Mario, come abbiam detto, non si ricordava più di nulla; aveva solo il ricordo d'esser stato afferrato dietro da una mano energica, nel momento in cui cadeva rovescioni nella barricata; poi tutto era sparito, nella sua mente, e non aveva ripreso i sensi che in casa di Gillenormand.
Egli si perdeva in congetture.
Non poteva dubitare della propria identità.
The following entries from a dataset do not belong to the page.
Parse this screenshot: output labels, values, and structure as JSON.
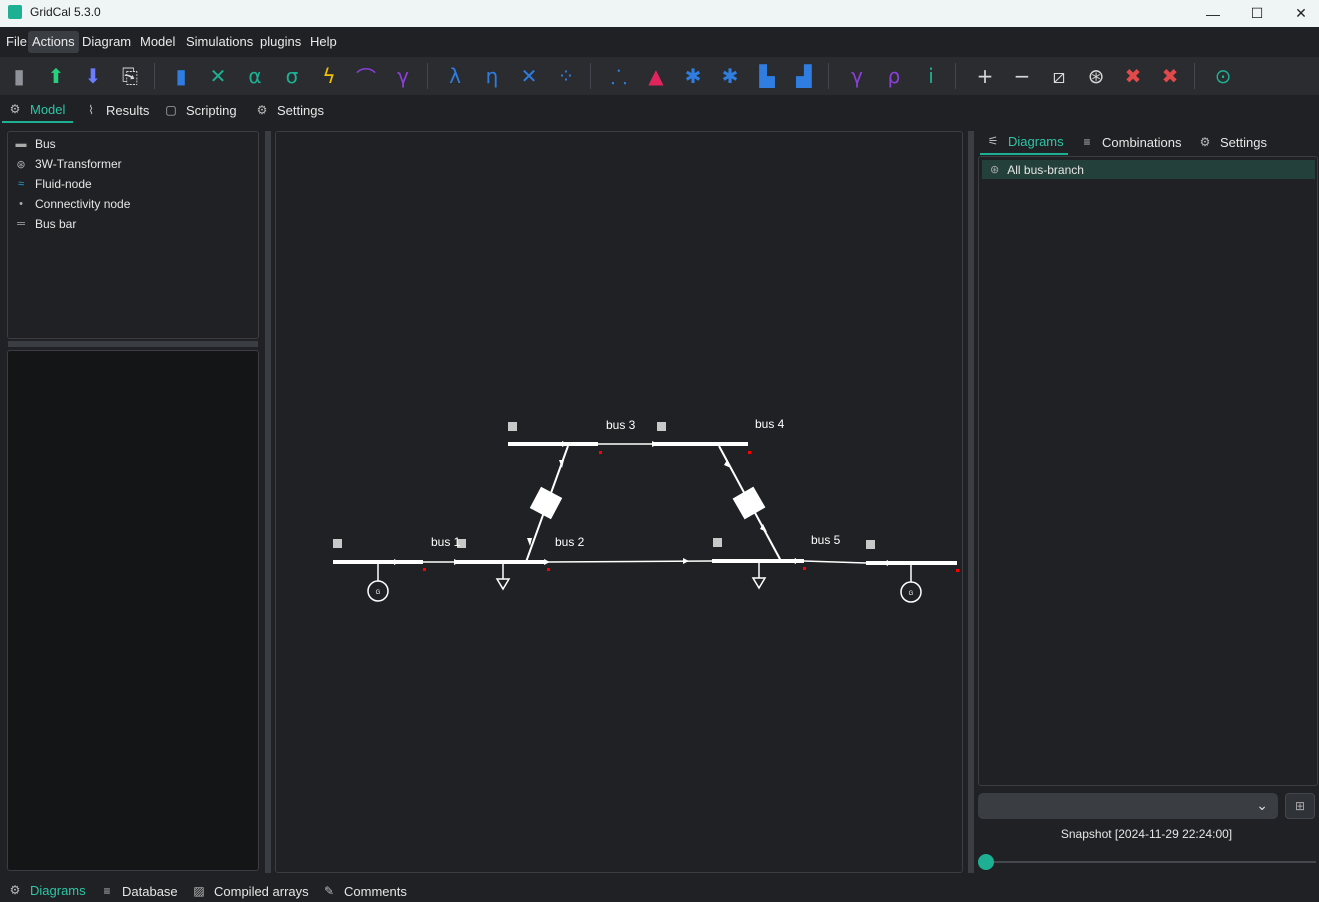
{
  "window": {
    "title": "GridCal 5.3.0",
    "minimize_glyph": "—",
    "maximize_glyph": "☐",
    "close_glyph": "✕"
  },
  "menubar": {
    "items": [
      "File",
      "Actions",
      "Diagram",
      "Model",
      "Simulations",
      "plugins",
      "Help"
    ]
  },
  "toolbar": {
    "groups": [
      [
        {
          "icon": "new-file-icon",
          "glyph": "▮",
          "color": "#8f9399"
        },
        {
          "icon": "upload-icon",
          "glyph": "⬆",
          "color": "#26d07c"
        },
        {
          "icon": "download-icon",
          "glyph": "⬇",
          "color": "#6b7cff"
        },
        {
          "icon": "export-icon",
          "glyph": "⎘",
          "color": "#d8d8d8"
        }
      ],
      [
        {
          "icon": "power-flow-icon",
          "glyph": "▮",
          "color": "#2f7de1"
        },
        {
          "icon": "optimal-flow-icon",
          "glyph": "✕",
          "color": "#1db093"
        },
        {
          "icon": "alpha-icon",
          "glyph": "α",
          "color": "#1db093"
        },
        {
          "icon": "sigma-icon",
          "glyph": "σ",
          "color": "#1db093"
        },
        {
          "icon": "short-circuit-icon",
          "glyph": "ϟ",
          "color": "#f2c200"
        },
        {
          "icon": "curve-icon",
          "glyph": "⌒",
          "color": "#8b3fd9"
        },
        {
          "icon": "gamma-icon",
          "glyph": "γ",
          "color": "#8b3fd9"
        }
      ],
      [
        {
          "icon": "lambda-icon",
          "glyph": "λ",
          "color": "#2f7de1"
        },
        {
          "icon": "eta-icon",
          "glyph": "η",
          "color": "#2f7de1"
        },
        {
          "icon": "clustering-icon",
          "glyph": "✕",
          "color": "#2f7de1"
        },
        {
          "icon": "scatter-icon",
          "glyph": "⁘",
          "color": "#2f7de1"
        }
      ],
      [
        {
          "icon": "time-series-icon",
          "glyph": "⸫",
          "color": "#2f7de1"
        },
        {
          "icon": "distribution-icon",
          "glyph": "▲",
          "color": "#e0245e"
        },
        {
          "icon": "stochastic-icon",
          "glyph": "✱",
          "color": "#2f7de1"
        },
        {
          "icon": "stochastic-alt-icon",
          "glyph": "✱",
          "color": "#2f7de1"
        },
        {
          "icon": "area-chart-icon",
          "glyph": "▙",
          "color": "#2f7de1"
        },
        {
          "icon": "landscape-icon",
          "glyph": "▟",
          "color": "#2f7de1"
        }
      ],
      [
        {
          "icon": "add-gamma-icon",
          "glyph": "γ",
          "color": "#8b3fd9"
        },
        {
          "icon": "add-rho-icon",
          "glyph": "ρ",
          "color": "#8b3fd9"
        },
        {
          "icon": "add-i-icon",
          "glyph": "i",
          "color": "#1db093"
        }
      ],
      [
        {
          "icon": "zoom-in-icon",
          "glyph": "+",
          "color": "#d8d8d8"
        },
        {
          "icon": "zoom-out-icon",
          "glyph": "−",
          "color": "#d8d8d8"
        },
        {
          "icon": "line-tool-icon",
          "glyph": "⧄",
          "color": "#d8d8d8"
        },
        {
          "icon": "grid-layout-icon",
          "glyph": "⊛",
          "color": "#d8d8d8"
        },
        {
          "icon": "delete-selected-icon",
          "glyph": "✖",
          "color": "#e04a4a"
        },
        {
          "icon": "delete-all-icon",
          "glyph": "✖",
          "color": "#e04a4a"
        }
      ],
      [
        {
          "icon": "inspect-icon",
          "glyph": "⊙",
          "color": "#1db093"
        }
      ]
    ]
  },
  "main_tabs": [
    {
      "label": "Model",
      "icon": "model-icon"
    },
    {
      "label": "Results",
      "icon": "results-icon"
    },
    {
      "label": "Scripting",
      "icon": "scripting-icon"
    },
    {
      "label": "Settings",
      "icon": "gear-icon"
    }
  ],
  "library": {
    "items": [
      {
        "label": "Bus",
        "icon": "bus-icon"
      },
      {
        "label": "3W-Transformer",
        "icon": "transformer-3w-icon"
      },
      {
        "label": "Fluid-node",
        "icon": "fluid-node-icon"
      },
      {
        "label": "Connectivity node",
        "icon": "connectivity-node-icon"
      },
      {
        "label": "Bus bar",
        "icon": "bus-bar-icon"
      }
    ]
  },
  "right_panel": {
    "tabs": [
      {
        "label": "Diagrams",
        "icon": "diagram-icon"
      },
      {
        "label": "Combinations",
        "icon": "list-icon"
      },
      {
        "label": "Settings",
        "icon": "gear-icon"
      }
    ],
    "selected_diagram": "All bus-branch",
    "combo_value": "",
    "snapshot": "Snapshot [2024-11-29 22:24:00]",
    "time_slider_position": 0
  },
  "bottom_tabs": [
    {
      "label": "Diagrams",
      "icon": "diagram-icon"
    },
    {
      "label": "Database",
      "icon": "database-icon"
    },
    {
      "label": "Compiled arrays",
      "icon": "arrays-icon"
    },
    {
      "label": "Comments",
      "icon": "pencil-icon"
    }
  ],
  "diagram": {
    "buses": [
      {
        "name": "bus 1"
      },
      {
        "name": "bus 2"
      },
      {
        "name": "bus 3"
      },
      {
        "name": "bus 4"
      },
      {
        "name": "bus 5"
      }
    ],
    "generator_label": "G"
  },
  "colors": {
    "accent": "#1db093",
    "background": "#1f2124",
    "diagram_line": "#ffffff",
    "node_marker": "#ff0000"
  }
}
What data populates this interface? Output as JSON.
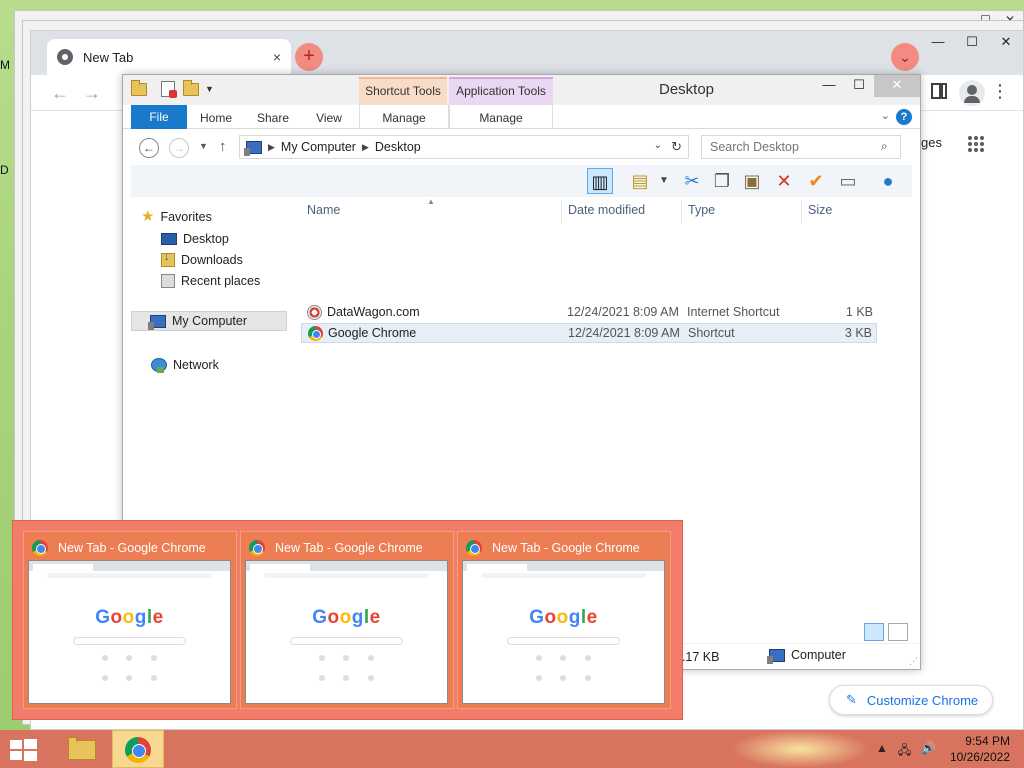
{
  "desktop": {
    "edge_letters": [
      "M",
      "D"
    ]
  },
  "chrome": {
    "tab_title": "New Tab",
    "tab_close": "×",
    "newtab": "+",
    "tab_search": "⌄",
    "min": "—",
    "max": "☐",
    "close": "✕",
    "back": "←",
    "forward": "→",
    "menu": "⋮",
    "images_partial": "ges",
    "customize_label": "Customize Chrome",
    "customize_icon": "✎"
  },
  "explorer": {
    "title": "Desktop",
    "context_tabs": {
      "shortcut_tools": "Shortcut Tools",
      "application_tools": "Application Tools"
    },
    "ribbon_tabs": [
      "File",
      "Home",
      "Share",
      "View"
    ],
    "manage_labels": [
      "Manage",
      "Manage"
    ],
    "address": [
      "My Computer",
      "Desktop"
    ],
    "search_placeholder": "Search Desktop",
    "nav": {
      "favorites": "Favorites",
      "fav_items": [
        "Desktop",
        "Downloads",
        "Recent places"
      ],
      "my_computer": "My Computer",
      "network": "Network"
    },
    "columns": [
      "Name",
      "Date modified",
      "Type",
      "Size"
    ],
    "files": [
      {
        "name": "DataWagon.com",
        "date": "12/24/2021 8:09 AM",
        "type": "Internet Shortcut",
        "size": "1 KB"
      },
      {
        "name": "Google Chrome",
        "date": "12/24/2021 8:09 AM",
        "type": "Shortcut",
        "size": "3 KB"
      }
    ],
    "status": {
      "size": "2.17 KB",
      "zone": "Computer"
    },
    "wctl": {
      "min": "—",
      "max": "☐",
      "close": "✕"
    }
  },
  "flyout": {
    "thumbnails": [
      {
        "title": "New Tab - Google Chrome"
      },
      {
        "title": "New Tab - Google Chrome"
      },
      {
        "title": "New Tab - Google Chrome"
      }
    ],
    "google_letters": [
      "G",
      "o",
      "o",
      "g",
      "l",
      "e"
    ]
  },
  "taskbar": {
    "time": "9:54 PM",
    "date": "10/26/2022",
    "tray_up": "▲",
    "tray_network": "🖧",
    "tray_volume": "🔊"
  },
  "colors": {
    "taskbar": "#d8735f",
    "flyout": "#f27d6a",
    "ribbon_file": "#1979ca",
    "shortcut_tools": "#f9dcc8",
    "application_tools": "#ead7f2"
  }
}
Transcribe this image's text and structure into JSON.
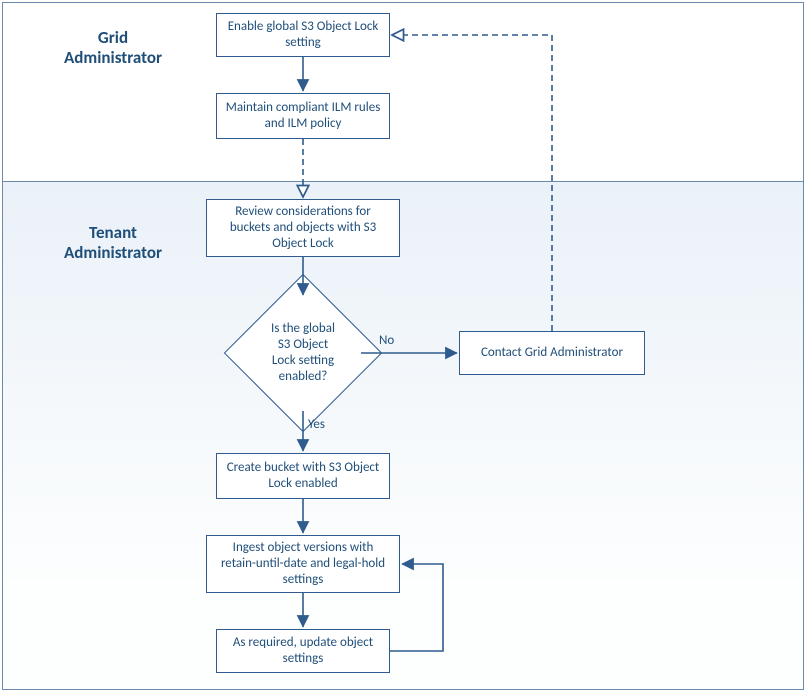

Eppure, come era possibile che, caduto in via Chanvrerie, fosse stato raccolto da un agente di polizia sulla riva della Senna, vicino al ponte degli Invalidi? Qualcuno, dunque, l'aveva portato dal quartiere dei mercati fino ai Campi Elisi, e in che modo? Attraverso la fogna. Oh, inaudito sacrificio!
Qualcuno; ma chi?
Era per l'appunto quell'uomo, che Mario cercava. Ma di quell'uomo, il suo salvatore, nulla: non una traccia, non il minimo indizio.
Sebbene da questo lato fosse costretto ad una grande riservatezza, Mario spinse le sue ricerche fino alla prefettura di polizia; ma lì, come altrove, le informazioni raccolte non chiarirono nulla. La prefettura ne sapeva meno del vetturino; non si era a conoscenza di alcun arresto, operato il 6 giugno al cancello della Cloaca Grande, né si era ricevuta alcuna relazione d'agente su quello che, in prefettura, era ritenuto una fiaba, della quale si attribuiva l'invenzione al vetturino. Un vetturino che vuole una mancia è capace di tutto, perfino d'essere immaginoso; eppure il fatto era certo e Mario non poteva dubitarne, a meno che non dubitasse, come abbiam detto, della propria identità.
Tutto era inesplicabile, in quello strano enigma.